Ghada Waly, the director of the UN Office on Drugs and Crime (UNODC), warned the UN Security Council about the spread of firearms in Haiti at the end of January.
“As long as the gangs continue to have access to very sophisticated firearms, they will remain capable of subjecting the Haitian population to a reign of terror,” Waly noted.
The World Food Program has issued a warning that the nation is facing a humanitarian catastrophe and the possibility of starvation, and more than 360,000 people have been forced to flee their homes due to the violence.
“The fundamental problem” is that “the US is awash with guns, and it’s a very lightly regulated item here,” according to Brian Concannon, executive director of the US-based Institute for Justice and Democracy in Haiti.
According to the Small Arms Survey, there were over 393 million weapons owned by American individuals in 2017. That equates to one gun per 100 persons and about 40% of all civilian arsenals worldwide.
Concannon did concede, though, that in the last 18 months, the US administration had made more progress in attempting to stop the supply of weapons to Haiti. He told Al Jazeera that one effect of it is that traffic has been rerouted to the Dominican Republic.
“Instead of people sending weapons to Haiti, because those boats were being inspected better, they were being sent to the Dominican Republic and then smuggled into Haiti,” Concannon stated.
The 51-year-old convicted weapons trafficker Elieser Sori-Rodriguez is one recent example of this roundabout path. He was found guilty in February of smuggling hundreds of guns and ammo into the Dominican Republic from the US, earning him a sentence of over five years in jail.
The weaponry, which was being transported inside crates labeled as domestic products, was supposedly headed for Haiti, according to the Dominican authorities.
Nevertheless, to address the issue, US President Joe Biden’s government has implemented new policies. This entails stiffening the penalty for smuggling and straw-man purchases in addition to putting fines on Haitian officials who are thought to be supporting the gangs.

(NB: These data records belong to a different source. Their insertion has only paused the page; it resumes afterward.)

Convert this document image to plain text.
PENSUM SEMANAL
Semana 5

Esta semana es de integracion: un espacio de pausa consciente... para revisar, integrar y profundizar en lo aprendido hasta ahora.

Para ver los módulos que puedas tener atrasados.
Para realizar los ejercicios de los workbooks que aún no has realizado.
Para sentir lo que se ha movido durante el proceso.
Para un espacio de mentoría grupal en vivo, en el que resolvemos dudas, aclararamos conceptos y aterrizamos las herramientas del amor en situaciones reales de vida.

Washington designated a coordinator last year to prosecute the trafficking of weapons across the Caribbean, including Haiti. A transnational criminal investigative unit is also being established in Haiti by the US State Department and the Department of Homeland Security’s investigations section, “to facilitate investigations and prosecution”.
“This new unit will focus on crimes including firearms and ammunition smuggling, human trafficking, and transnational gang activity,” the US administration stated.

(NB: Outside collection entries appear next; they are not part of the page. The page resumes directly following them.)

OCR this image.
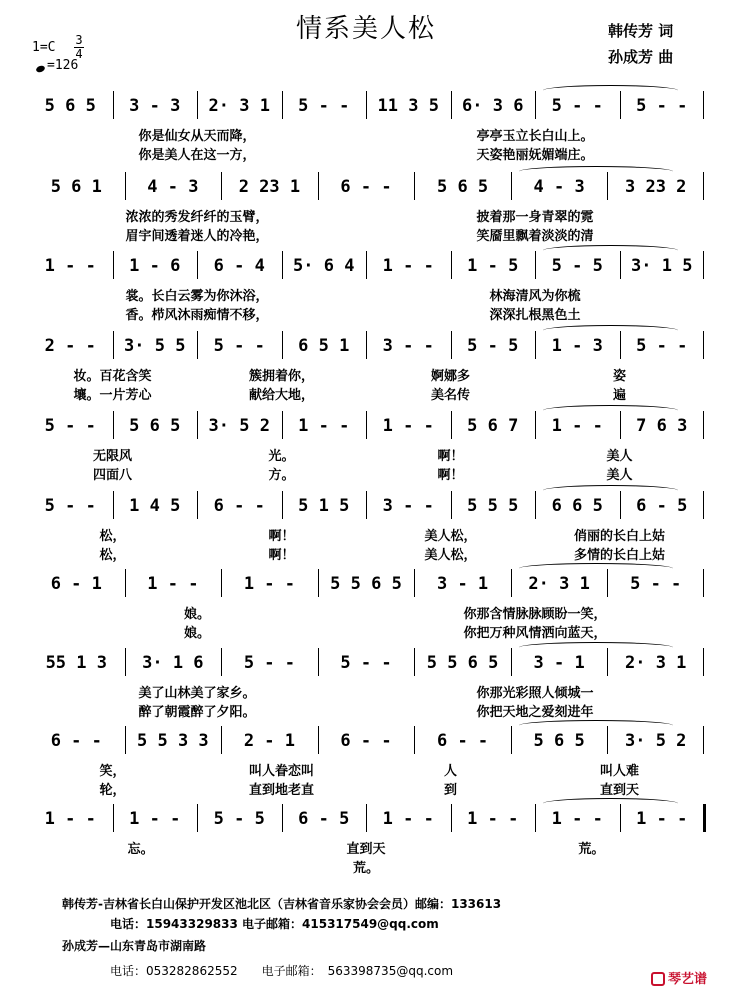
情系美人松	韩传芳 词
孙成芳 曲
1=C 3
4
=126
5 6 5	3 - 3	2· 3 1	5 - -	11 3 5	6· 3 6	5 - -	5 - -
你是仙女从天而降，	亭亭玉立长白山上。
你是美人在这一方，	天姿艳丽妩媚端庄。
5 6 1	4 - 3	2 23 1	6 - -	5 6 5	4 - 3	3 23 2
浓浓的秀发纤纤的玉臂，	披着那一身青翠的霓
眉宇间透着迷人的冷艳，	笑靥里飘着淡淡的清
1 - -	1 - 6	6 - 4	5· 6 4	1 - -	1 - 5	5 - 5	3· 1 5
裳。长白云雾为你沐浴，	林海清风为你梳
香。栉风沐雨痴情不移，	深深扎根黑色土
2 - -	3· 5 5	5 - -	6 5 1	3 - -	5 - 5	1 - 3	5 - -
妆。百花含笑	簇拥着你，	婀娜多	姿
壤。一片芳心	献给大地，	美名传	遍
5 - -	5 6 5	3· 5 2	1 - -	1 - -	5 6 7	1 - -	7 6 3
无限风	光。	啊！	美人
四面八	方。	啊！	美人
5 - -	1 4 5	6 - -	5 1 5	3 - -	5 5 5	6 6 5	6 - 5
松，	啊！	美人松，	俏丽的长白上姑
松，	啊！	美人松，	多情的长白上姑
6 - 1	1 - -	1 - -	5 5 6 5	3 - 1	2· 3 1	5 - -
娘。	你那含情脉脉顾盼一笑，
娘。	你把万种风情洒向蓝天，
55 1 3	3· 1 6	5 - -	5 - -	5 5 6 5	3 - 1	2· 3 1
美了山林美了家乡。	你那光彩照人倾城一
醉了朝霞醉了夕阳。	你把天地之爱刻进年
6 - -	5 5 3 3	2 - 1	6 - -	6 - -	5 6 5	3· 5 2
笑，	叫人眷恋叫	人	叫人难
轮，	直到地老直	到	直到天
1 - -	1 - -	5 - 5	6 - 5	1 - -	1 - -	1 - -	1 - -
忘。	直到天	荒。
荒。
韩传芳-吉林省长白山保护开发区池北区（吉林省音乐家协会会员）邮编：133613
电话：15943329833 电子邮箱：415317549@qq.com
孙成芳—山东青岛市湖南路
电话：053282862552　　电子邮箱：　563398735@qq.com
琴艺谱
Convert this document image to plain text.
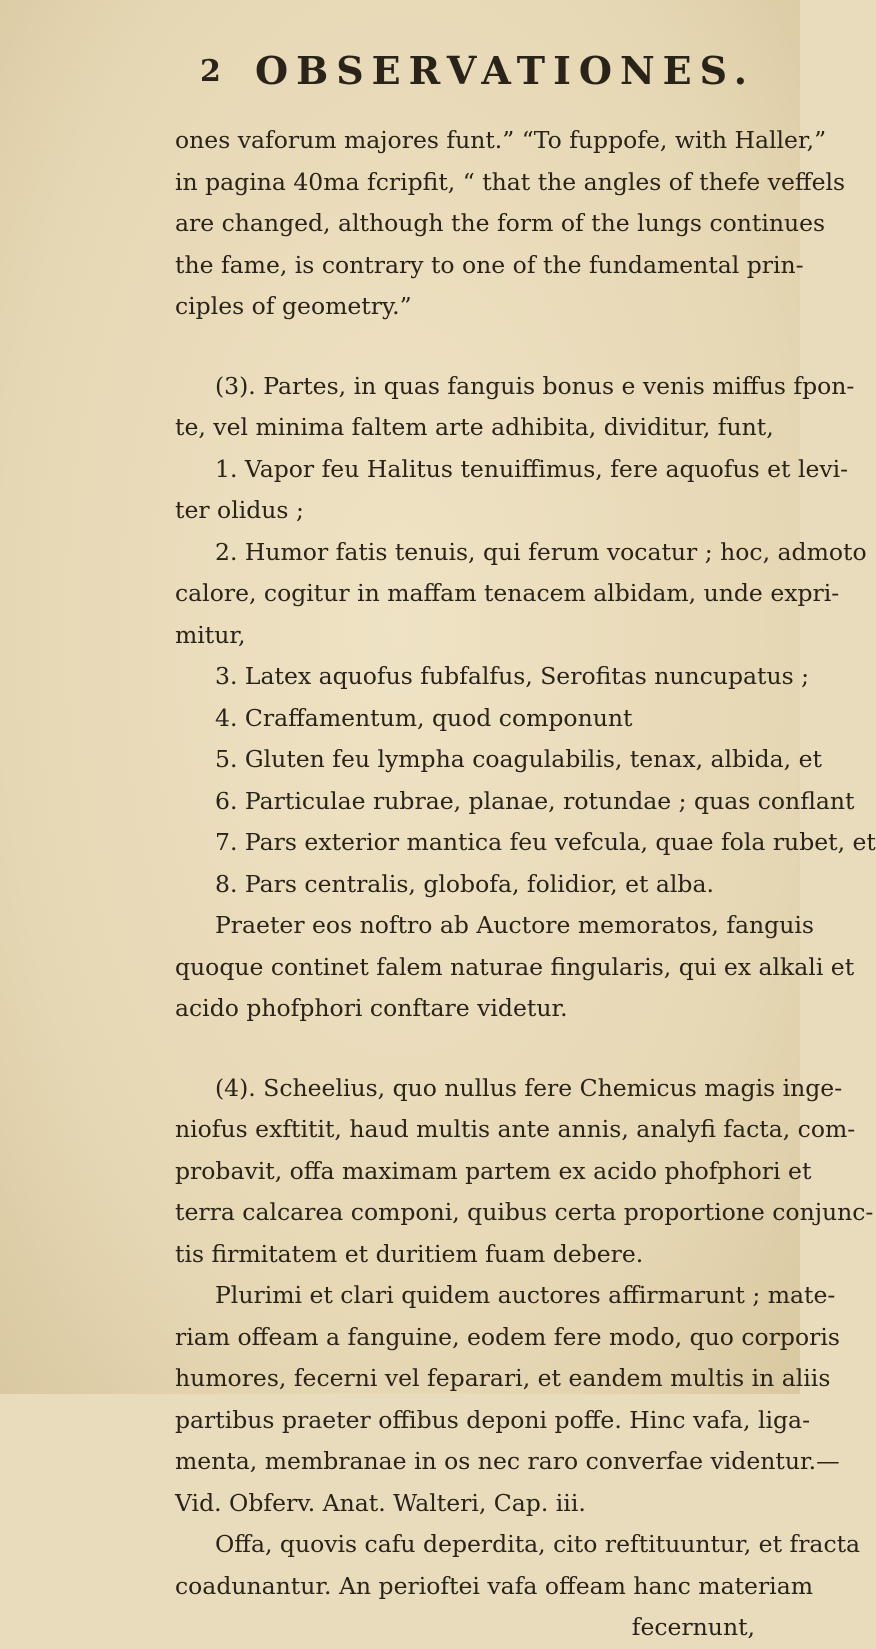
2 OBSERVATIONES.

ones vaforum majores funt.” “To fuppofe, with Haller,”
in pagina 40ma fcripfit, “ that the angles of thefe veffels
are changed, although the form of the lungs continues
the fame, is contrary to one of the fundamental prin-
ciples of geometry.”

(3). Partes, in quas fanguis bonus e venis miffus fpon-
te, vel minima faltem arte adhibita, dividitur, funt,
1. Vapor feu Halitus tenuiffimus, fere aquofus et levi-
ter olidus ;
2. Humor fatis tenuis, qui ferum vocatur ; hoc, admoto
calore, cogitur in maffam tenacem albidam, unde expri-
mitur,
3. Latex aquofus fubfalfus, Serofitas nuncupatus ;
4. Craffamentum, quod componunt
5. Gluten feu lympha coagulabilis, tenax, albida, et
6. Particulae rubrae, planae, rotundae ; quas conflant
7. Pars exterior mantica feu vefcula, quae fola rubet, et
8. Pars centralis, globofa, folidior, et alba.
Praeter eos noftro ab Auctore memoratos, fanguis
quoque continet falem naturae fingularis, qui ex alkali et
acido phofphori conftare videtur.

(4). Scheelius, quo nullus fere Chemicus magis inge-
niofus exftitit, haud multis ante annis, analyfi facta, com-
probavit, offa maximam partem ex acido phofphori et
terra calcarea componi, quibus certa proportione conjunc-
tis firmitatem et duritiem fuam debere.
Plurimi et clari quidem auctores affirmarunt ; mate-
riam offeam a fanguine, eodem fere modo, quo corporis
humores, fecerni vel feparari, et eandem multis in aliis
partibus praeter offibus deponi poffe. Hinc vafa, liga-
menta, membranae in os nec raro converfae videntur.—
Vid. Obferv. Anat. Walteri, Cap. iii.
Offa, quovis cafu deperdita, cito reftituuntur, et fracta
coadunantur. An perioftei vafa offeam hanc materiam
fecernunt,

In addition, the UN has imposed a weapons embargo and penalties on anybody posing a danger to the peace and stability of Haiti. That law, which was approved in 2022, specifically targets Jimmy “Barbecue” Cherizier, the head of Haiti’s potent G9 gang alliance.
A Security Council resolution from July of last year, meantime, encouraged member nations, “to prevent illicit arms trafficking and diversion, including through inspecting cargo to Haiti, in their territory”.

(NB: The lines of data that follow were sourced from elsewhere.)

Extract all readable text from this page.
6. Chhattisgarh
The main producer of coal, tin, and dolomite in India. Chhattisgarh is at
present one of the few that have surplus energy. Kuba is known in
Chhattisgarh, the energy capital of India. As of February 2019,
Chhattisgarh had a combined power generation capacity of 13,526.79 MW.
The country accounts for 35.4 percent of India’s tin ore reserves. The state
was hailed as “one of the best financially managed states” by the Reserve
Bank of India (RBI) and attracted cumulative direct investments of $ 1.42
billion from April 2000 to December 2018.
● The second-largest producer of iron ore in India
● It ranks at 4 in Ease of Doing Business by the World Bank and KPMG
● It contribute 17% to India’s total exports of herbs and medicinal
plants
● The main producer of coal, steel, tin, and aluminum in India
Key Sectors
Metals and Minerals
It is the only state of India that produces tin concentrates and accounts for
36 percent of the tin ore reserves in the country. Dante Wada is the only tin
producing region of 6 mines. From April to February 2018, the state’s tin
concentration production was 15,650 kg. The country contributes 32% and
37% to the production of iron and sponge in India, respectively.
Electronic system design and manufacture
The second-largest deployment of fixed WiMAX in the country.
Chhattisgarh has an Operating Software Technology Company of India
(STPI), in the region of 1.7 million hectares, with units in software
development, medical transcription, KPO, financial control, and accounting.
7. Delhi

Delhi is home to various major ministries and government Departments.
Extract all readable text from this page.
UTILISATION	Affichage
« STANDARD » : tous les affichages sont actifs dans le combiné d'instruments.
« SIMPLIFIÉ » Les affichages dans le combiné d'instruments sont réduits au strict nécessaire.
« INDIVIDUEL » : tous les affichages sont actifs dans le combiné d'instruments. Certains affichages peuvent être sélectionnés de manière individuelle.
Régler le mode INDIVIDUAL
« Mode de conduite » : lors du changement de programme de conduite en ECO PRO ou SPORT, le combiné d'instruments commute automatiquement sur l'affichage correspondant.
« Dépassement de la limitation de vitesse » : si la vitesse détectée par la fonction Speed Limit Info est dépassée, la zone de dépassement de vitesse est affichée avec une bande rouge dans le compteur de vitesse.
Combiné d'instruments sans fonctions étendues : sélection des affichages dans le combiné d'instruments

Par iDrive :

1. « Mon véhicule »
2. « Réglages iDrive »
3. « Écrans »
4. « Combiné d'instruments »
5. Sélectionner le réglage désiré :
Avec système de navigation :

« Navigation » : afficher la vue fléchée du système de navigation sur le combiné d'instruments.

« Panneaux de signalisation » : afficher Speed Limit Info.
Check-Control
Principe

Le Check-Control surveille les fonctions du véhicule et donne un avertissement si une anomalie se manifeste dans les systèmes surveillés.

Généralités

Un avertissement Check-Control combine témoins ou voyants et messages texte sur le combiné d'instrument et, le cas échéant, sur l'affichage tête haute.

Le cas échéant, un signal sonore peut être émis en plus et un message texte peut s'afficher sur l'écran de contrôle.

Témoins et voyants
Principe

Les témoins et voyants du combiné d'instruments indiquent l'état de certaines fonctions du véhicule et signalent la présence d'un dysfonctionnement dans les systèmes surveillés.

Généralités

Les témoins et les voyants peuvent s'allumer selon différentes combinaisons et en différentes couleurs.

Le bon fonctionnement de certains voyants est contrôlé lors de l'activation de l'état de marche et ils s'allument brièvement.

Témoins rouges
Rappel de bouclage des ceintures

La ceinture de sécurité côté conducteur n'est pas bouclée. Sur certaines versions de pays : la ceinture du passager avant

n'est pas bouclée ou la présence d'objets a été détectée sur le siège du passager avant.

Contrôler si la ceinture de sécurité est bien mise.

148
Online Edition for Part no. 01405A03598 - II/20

Muggah stated, “The reality is that, so long as there is high supply and demand for firearms and ammunition, they will continue to be trafficked from the US to its neighbors, including in Haiti”.
Muggah went on to mention, “This is not just because of the tens of thousands of firearms retail outlets in the US, but also the persistent appetite from the hundreds of criminal gangs across the Caribbean.”